Because North Carolina is a “swing” state, minority groups carry an important weight in close elections. Moreover, the state has been experiencing a demographic change since the beginning of this century.
From 2000 to 2010, both the U.S.-born and foreign-born Hispanic populations increased in North Carolina, although the U.S.-born population grew more quickly, according to a report by Carolina Demography, an organization at the Carolina Population Center at UNC-Chapel Hill.
“In the last few years, it is the first time that we’re really starting to see a large number of second generation Hispanic residents who are eligible to vote and (who are) also participating in elections,” explains Rebecca Tippett, director at Carolina Demography.
The average age of Latinos in North Carolina, according to the report data, is 24.8 years old, compared with the national average of 29.5 years old.
Why aren’t they going to the polls?
Tippett added that younger adults, regardless of ethnicity, tend to vote less than older adults. “Voting tends to be something that is a habit developed over time for many people, and it’s stronger at older ages.”
La Noticia’s data analysis of voter registration and voting history in North Carolina shows that individuals under the age of 30, regardless of their ethnicity, are the group that voted the least in the 2020 elections.
However, this trend is even more pronounced among Latino voters. 52% of the youngest Latinos decided not to vote, compared to 44% of non-Latino voters and 39% of those who did not indicate their ethnicity.
Tippett pointed out that some Latino young adults are the first in their family to be eligible to vote and may not have seen their parents, who are not citizens, do so.
Daniella Cárdenas, who came to the United States at the age of 8, said that she learned the importance of voting from her mother, who lives in the United States and votes by absentee ballot in the Peruvian elections.
“I think it is also an influence. (In Peru) it is mandatory to vote.
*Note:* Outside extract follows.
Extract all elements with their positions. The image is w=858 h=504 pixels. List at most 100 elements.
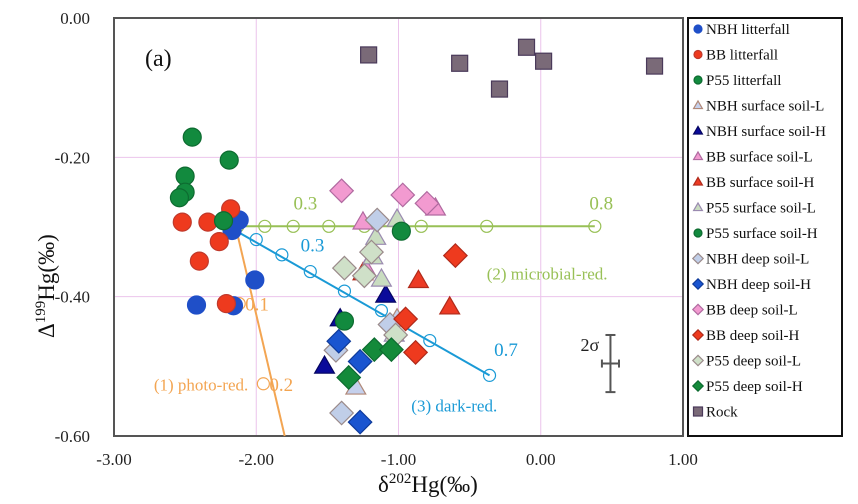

If we return to Peru and we want to do anything, such as renew our ID, we have to pay a fine (if we did not vote),” she explains.
La Noticia conducted a survey of 20 Latino voters under age 39 (a group that represents more than 60% of Latino voters) who are Mecklenburg County residents and who did not vote in the November elections, according to official voting records. The poll revealed that the main reasons for not voting include lack of time, disillusionment with politicians, and the idea that voting does not generate any change.
Mary Aguirre explained that she does not like to vote because politicians “make promises and say what people want to hear, but when the time comes, they do what they want.”
How Latinos in NC prefer to vote
Nevertheless, the participation of the youngest voters increased in the 2020 general elections compared with the 2016 elections, according to Abby Kiesa, Deputy Director of the Center for Information & Research on Civic Learning and Engagement (CIRCLE).
“Between 2016 and 2020, voter turnout in North Carolina jumped 10 points. That might not seem like a lot, but in terms of actual turnout rates, that’s a huge jump,” said Kiesa, whose independent organization conducts research on youth civic engagement in the United States.
Kiesa explained that they are still analyzing data from the recent elections, but they have found that the voting rates of young people living in the South are lower than in other parts of the country, where it was easier to vote.
Early voting and in-person voting were the methods most frequently used by Latinos in North Carolina, during an electoral process that unfolded amid the COVID-19 public health crisis. Younger voters also preferred these two options: 60% voted early and another 23% voted in person on November 3.
Kiesa said that young people not voting is related to the lack of information about the electoral process, for example, doubts and fears about how to vote. There is also a lack of networks that allow them to talk about these issues and have a voice in the process.
“These kinds of local connections and local relationships can be really important,” she said.
Mónica Cordero is a freelance investigative journalist based in New York.